Tawfik, who is in the Institute’s Biomolecular Sciences Department, says that this is all well and good, “but one vital type of amino acid has been missing from that experiment and every experiment that followed in its wake: amino acids like arginine and lysine that carry a positive electric charge.” These so-called cationic amino acids are particularly important to modern proteins, as they interact with DNA and RNA, both of which carry net negative charges. RNA is today presumed to be the original molecule that could both carry information and make copies of itself, so contact with positively-charged amino acids is deemed necessary for further steps in the development of living cells to occur.

But there was one positively-charged amino acid that appeared in the Miller-Urey experiments, an amino acid called ornithine that is today found as an intermediate step in arginine production, but is not, itself, used to build proteins. The research team asked: What if ornithine was the positive amino acid in those ancestral proteins? They designed an original experiment to test this hypothesis.

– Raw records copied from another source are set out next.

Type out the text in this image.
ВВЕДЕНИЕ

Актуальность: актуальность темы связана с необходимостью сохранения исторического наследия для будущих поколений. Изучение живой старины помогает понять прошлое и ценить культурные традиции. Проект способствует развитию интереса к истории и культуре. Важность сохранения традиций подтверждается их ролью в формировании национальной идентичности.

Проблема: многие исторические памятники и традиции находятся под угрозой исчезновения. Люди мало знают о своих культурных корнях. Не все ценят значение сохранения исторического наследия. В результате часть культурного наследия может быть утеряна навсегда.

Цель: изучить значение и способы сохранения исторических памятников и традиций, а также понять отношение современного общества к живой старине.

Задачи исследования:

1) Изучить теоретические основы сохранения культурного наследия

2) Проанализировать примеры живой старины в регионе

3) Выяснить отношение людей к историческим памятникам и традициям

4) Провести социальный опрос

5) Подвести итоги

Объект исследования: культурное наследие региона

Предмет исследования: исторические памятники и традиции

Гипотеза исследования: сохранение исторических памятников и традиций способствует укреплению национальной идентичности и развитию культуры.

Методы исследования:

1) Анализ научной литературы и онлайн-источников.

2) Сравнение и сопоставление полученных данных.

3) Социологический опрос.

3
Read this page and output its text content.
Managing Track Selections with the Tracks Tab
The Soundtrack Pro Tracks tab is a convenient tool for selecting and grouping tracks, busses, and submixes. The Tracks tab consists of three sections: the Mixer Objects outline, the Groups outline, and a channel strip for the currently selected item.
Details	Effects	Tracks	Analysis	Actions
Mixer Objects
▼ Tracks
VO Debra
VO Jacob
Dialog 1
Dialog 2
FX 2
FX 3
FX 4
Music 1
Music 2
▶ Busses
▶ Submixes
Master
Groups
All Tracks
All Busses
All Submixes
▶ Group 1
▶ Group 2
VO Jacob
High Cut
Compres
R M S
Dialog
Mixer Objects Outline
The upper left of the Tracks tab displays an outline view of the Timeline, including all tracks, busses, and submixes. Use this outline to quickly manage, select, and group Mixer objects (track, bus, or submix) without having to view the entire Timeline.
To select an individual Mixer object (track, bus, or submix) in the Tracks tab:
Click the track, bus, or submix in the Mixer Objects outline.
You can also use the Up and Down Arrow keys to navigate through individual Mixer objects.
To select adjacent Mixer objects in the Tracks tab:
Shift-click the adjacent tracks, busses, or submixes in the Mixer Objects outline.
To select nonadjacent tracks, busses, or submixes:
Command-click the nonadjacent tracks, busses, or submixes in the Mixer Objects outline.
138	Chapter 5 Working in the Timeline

The scientists began with a relatively simple protein from a family that binds to DNA and RNA, applying phylogenetic methods to infer the sequence of the ancestral protein. This protein would have been rich in positive charges – 14 of the 64 amino acids being either arginine or lysine. Next, they created synthetic proteins in which ornithine replaced these as the positive charge carrier.

Proteins with primitive arginine-based proteins (right) might have been capable of self-assembly and phase separation to create cell-like droplets

The ornithine-based proteins bound to DNA, but weakly. In Metanis’ lab, however, the researchers applied simple chemical reactions that could convert ornithine to arginine. And these chemical reactions occurred under those conditions assumed to have prevailed on Earth at the time the first proteins would have appeared. As more and more of the ornithine was converted to arginine, the proteins came more and more to resemble modern proteins, and to bind to DNA in a way that was stronger and more selective.

The scientists also discovered that in the presence of RNA, that the ancient form of the peptide engaged in phase separation (like oil drops in water) – a step that can then lead to self-assembly and compartmentalization. And this, says Tawfik, suggests that such proteins, together with RNA, could form proto-cells, from which living cells as we know them now might have evolved.

To summarise that then, this team believe they have solved the problem of how the earliest self-replicating RNA molecules could have synthesises the earliest proteins and have shown that it will happen in conditions that are believed to have prevailed when living cells first arose on Earth some 3.7 billion years ago. As the reaction progressed, the resulting proteins came to resemble modern proteins more closely and bound to DNA more firmly in a way that was more selective. These proteins could then have formed droplets in water by phase-separation, and we have the beginnings of simple, RNA-containing cells.

No gods or magic appear to have been involved anywhere in this process.